Der Internationale Strafgerichtshof (ICC) in Den Haag soll nach dem Willen der Afrikanischen Union (AU) nicht mehr gegen amtierende Staats- und Regierungschefs vorgehen. Die 54 AU-Aussenminister forderten nach einer bis in die Nacht andauernden Sitzung in Addis Abeba zudem, die Anklagen gegen Kenias Präsident Uhuru Kenyatta und seinen Vize William Ruto ruhen zu lassen.
Es wurde erwartet, dass die Forderungen von den AU-Regierungen am Samstag aufgegriffen würden. Menschenrechtsgruppen hatten befürchtet, dass die AU-Minister einen Bruch Afrikas mit dem ICC fordern könnten. Äthiopiens Ministerpräsident Hailemariam Desalegn betonte, man wolle «keinen Kreuzzug» gegen das Gericht führen. Die Sorgen der Afrikaner müssten jedoch erst genommen werden.
Der ICC wurde 2002 durch die Ratifizierung des Rom-Statuts ins Leben gerufen. 34 der 54 afrikanischen Staaten traten dem ICC bei. Seitdem sind nur Afrikaner angeklagt worden. Auch der einzige Schuldspruch erging gegen einen Afrikaner, den Kriegsherrn Thomas Lubanga aus Kongo.
«Werkzeug des Westens»
Das Gericht wird deshalb von einigen Afrikanern als Werkzeug des Westens gesehen.

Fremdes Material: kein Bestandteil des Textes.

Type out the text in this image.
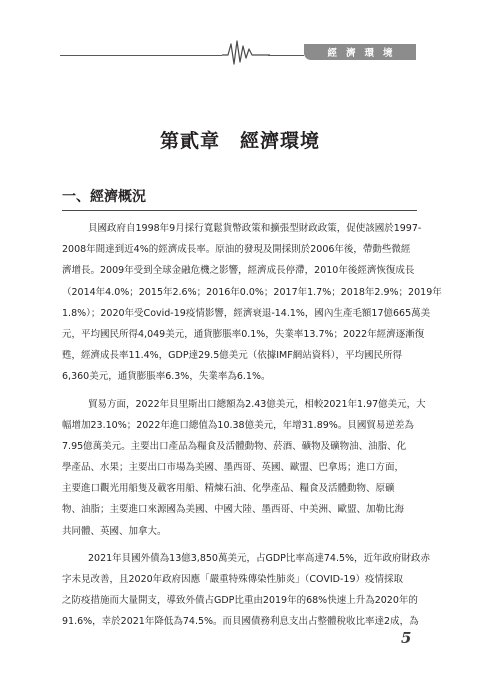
經濟環境
第貳章　經濟環境
一、經濟概況
貝國政府自1998年9月採行寬鬆貨幣政策和擴張型財政政策，促使該國於1997-
2008年間達到近4%的經濟成長率。原油的發現及開採則於2006年後，帶動些微經
濟增長。2009年受到全球金融危機之影響，經濟成長停滯，2010年後經濟恢復成長
（2014年4.0%；2015年2.6%；2016年0.0%；2017年1.7%；2018年2.9%；2019年
1.8%）；2020年受Covid-19疫情影響，經濟衰退-14.1%，國內生產毛額17億665萬美
元，平均國民所得4,049美元，通貨膨脹率0.1%，失業率13.7%；2022年經濟逐漸復
甦，經濟成長率11.4%，GDP達29.5億美元（依據IMF網站資料），平均國民所得
6,360美元，通貨膨脹率6.3%，失業率為6.1%。
貿易方面，2022年貝里斯出口總額為2.43億美元，相較2021年1.97億美元，大
幅增加23.10%；2022年進口總值為10.38億美元，年增31.89%。貝國貿易逆差為
7.95億萬美元。主要出口產品為糧食及活體動物、菸酒、礦物及礦物油、油脂、化
學產品、水果；主要出口市場為美國、墨西哥、英國、歐盟、巴拿馬；進口方面，
主要進口觀光用船隻及載客用船、精煉石油、化學產品、糧食及活體動物、原礦
物、油脂；主要進口來源國為美國、中國大陸、墨西哥、中美洲、歐盟、加勒比海
共同體、英國、加拿大。
2021年貝國外債為13億3,850萬美元，占GDP比率高達74.5%，近年政府財政赤
字未見改善，且2020年政府因應「嚴重特殊傳染性肺炎」（COVID-19）疫情採取
之防疫措施而大量開支，導致外債占GDP比重由2019年的68%快速上升為2020年的
91.6%，幸於2021年降低為74.5%。而貝國債務利息支出占整體稅收比率達2成，為
5
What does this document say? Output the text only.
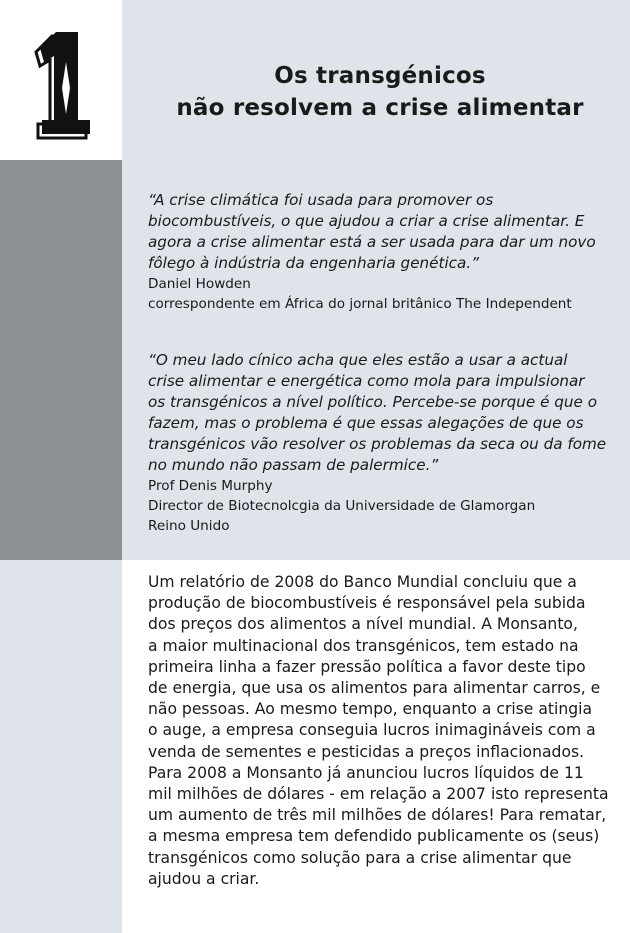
1
Os transgénicos
não resolvem a crise alimentar

“A crise climática foi usada para promover os
biocombustíveis, o que ajudou a criar a crise alimentar. E
agora a crise alimentar está a ser usada para dar um novo
fôlego à indústria da engenharia genética.”

Daniel Howden
correspondente em África do jornal britânico The Independent

“O meu lado cínico acha que eles estão a usar a actual
crise alimentar e energética como mola para impulsionar
os transgénicos a nível político. Percebe-se porque é que o
fazem, mas o problema é que essas alegações de que os
transgénicos vão resolver os problemas da seca ou da fome
no mundo não passam de palermice.”

Prof Denis Murphy
Director de Biotecnolcgia da Universidade de Glamorgan
Reino Unido

Um relatório de 2008 do Banco Mundial concluiu que a
produção de biocombustíveis é responsável pela subida
dos preços dos alimentos a nível mundial. A Monsanto,
a maior multinacional dos transgénicos, tem estado na
primeira linha a fazer pressão política a favor deste tipo
de energia, que usa os alimentos para alimentar carros, e
não pessoas. Ao mesmo tempo, enquanto a crise atingia
o auge, a empresa conseguia lucros inimagináveis com a
venda de sementes e pesticidas a preços inflacionados.
Para 2008 a Monsanto já anunciou lucros líquidos de 11
mil milhões de dólares - em relação a 2007 isto representa
um aumento de três mil milhões de dólares! Para rematar,
a mesma empresa tem defendido publicamente os (seus)
transgénicos como solução para a crise alimentar que
ajudou a criar.
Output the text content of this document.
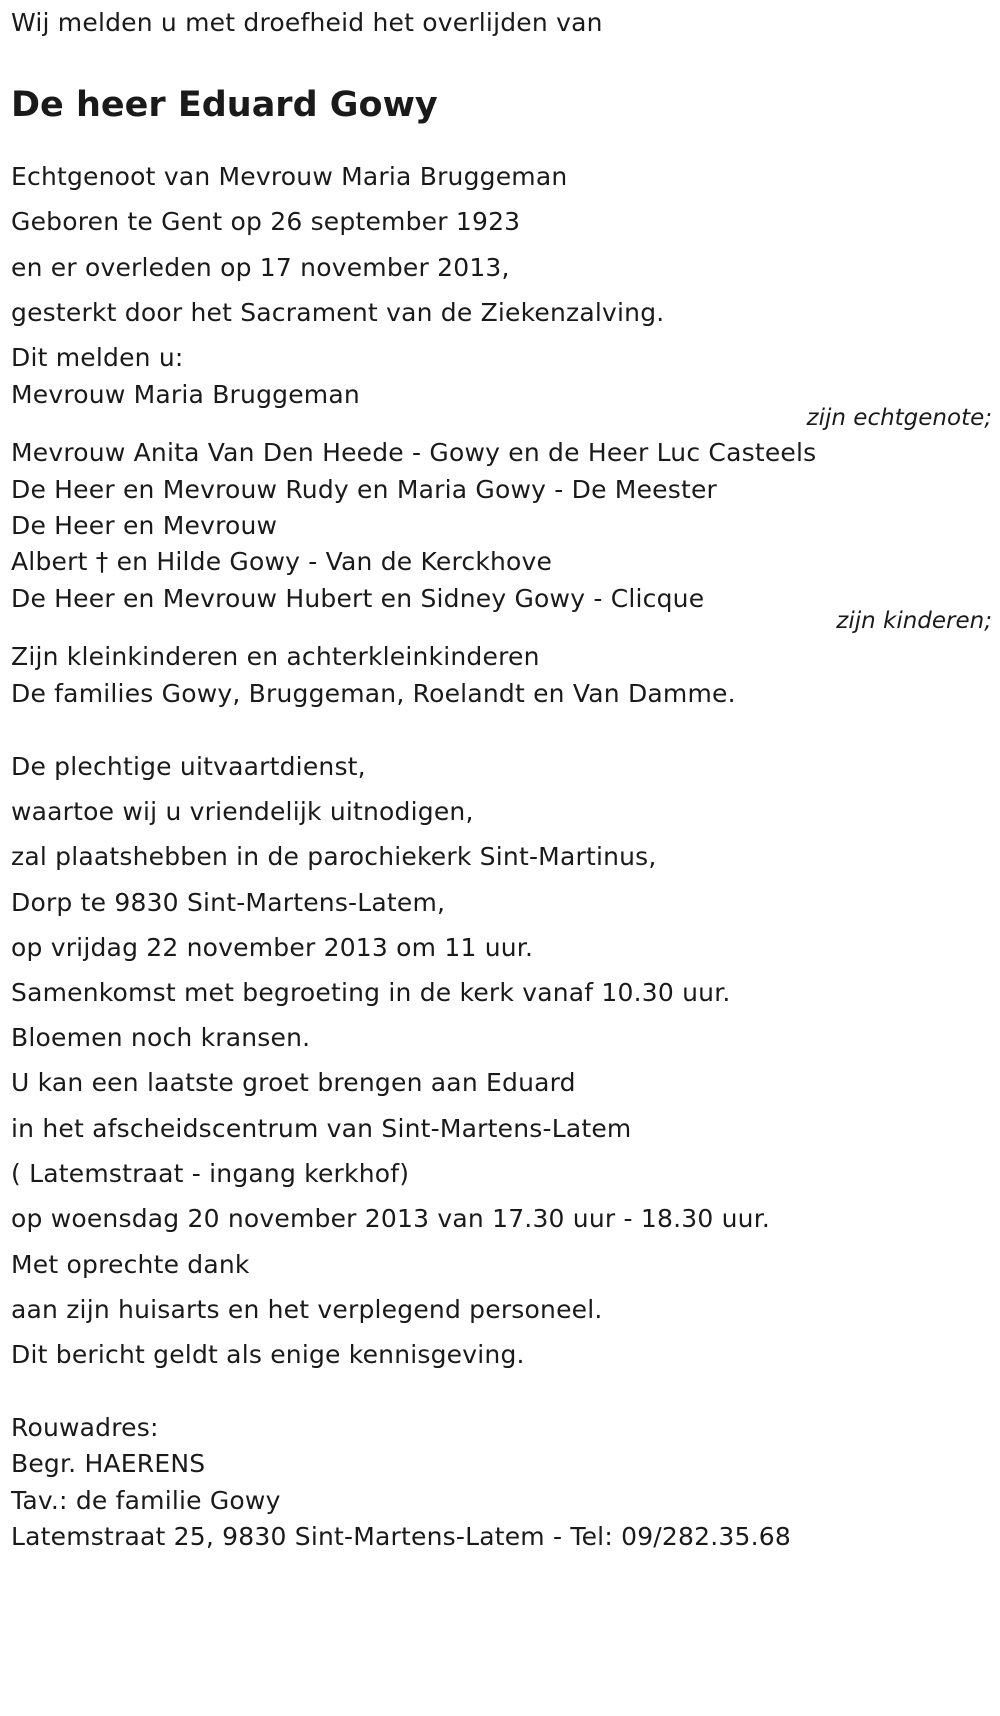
Wij melden u met droefheid het overlijden van
De heer Eduard Gowy
Echtgenoot van Mevrouw Maria Bruggeman
Geboren te Gent op 26 september 1923
en er overleden op 17 november 2013,
gesterkt door het Sacrament van de Ziekenzalving.
Dit melden u:
Mevrouw Maria Bruggeman
zijn echtgenote;
Mevrouw Anita Van Den Heede - Gowy en de Heer Luc Casteels
De Heer en Mevrouw Rudy en Maria Gowy - De Meester
De Heer en Mevrouw
Albert † en Hilde Gowy - Van de Kerckhove
De Heer en Mevrouw Hubert en Sidney Gowy - Clicque
zijn kinderen;
Zijn kleinkinderen en achterkleinkinderen
De families Gowy, Bruggeman, Roelandt en Van Damme.
De plechtige uitvaartdienst,
waartoe wij u vriendelijk uitnodigen,
zal plaatshebben in de parochiekerk Sint-Martinus,
Dorp te 9830 Sint-Martens-Latem,
op vrijdag 22 november 2013 om 11 uur.
Samenkomst met begroeting in de kerk vanaf 10.30 uur.
Bloemen noch kransen.
U kan een laatste groet brengen aan Eduard
in het afscheidscentrum van Sint-Martens-Latem
( Latemstraat - ingang kerkhof)
op woensdag 20 november 2013 van 17.30 uur - 18.30 uur.
Met oprechte dank
aan zijn huisarts en het verplegend personeel.
Dit bericht geldt als enige kennisgeving.
Rouwadres:
Begr. HAERENS
Tav.: de familie Gowy
Latemstraat 25, 9830 Sint-Martens-Latem - Tel: 09/282.35.68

Der ICC habe sich zum «politischen Instrument gegen Afrikaner und Afrika gewandelt», sagte Äthiopiens Aussenminister Tedros Adhanom Ghebreyesusam.
Für Unmut sorgt auch, dass Weltmächte wie die USA, China, Russland sowie Staaten wie Israel, Pakistan und Indien sich nicht dem Gericht unterworfen haben. Der äthiopische Premier Hailemariam sprach von «zweierlei Mass», mit dem das Gericht und der UNO-Sicherheitsrat seinen Kontinent behandle. Anfang September stimmte das Parlament in Kenia dafür, die Zusammenarbeit mit dem ICC aufzukündigen.
Abschreckende Wirkung
Der ICC-Chefanklägerin Fatou Bensouda – selbst aus Gambia – hat die Vorwürfe zurückgewiesen. Sie weist auf eine abschreckende Wirkung des Gerichts hin. Menschenrechtsgruppen wie Amnesty International fordern ebenfalls im Namen der Opfer politischer Gewalt eine weitere Zusammenarbeit.
Der südafrikanische Friedensnobelpreisträger Desmond Tutu hatte sich in einem aufsehenerregenden Beitrag vehement gegen eine Abwendung Afrikas vom ICC ausgesprochen. Afrikanische Führer, die das wollten, suchten nur «eine Lizenz zum Töten und zur Unterdrückung ihrer Völker ohne Konsequenzen», sagte der Ex-Erzbischof von Kapstadt.
Kenyatta und Ruto weisen Vorwürfe zurück, sie seien für Todesfälle nach ihrer Wahl 2007 verantwortlich. Der ebenfalls angeklagte sudanesische Präsident Omar Hassan al-Bashir verweigert die Zusammenarbeit mit dem Gericht.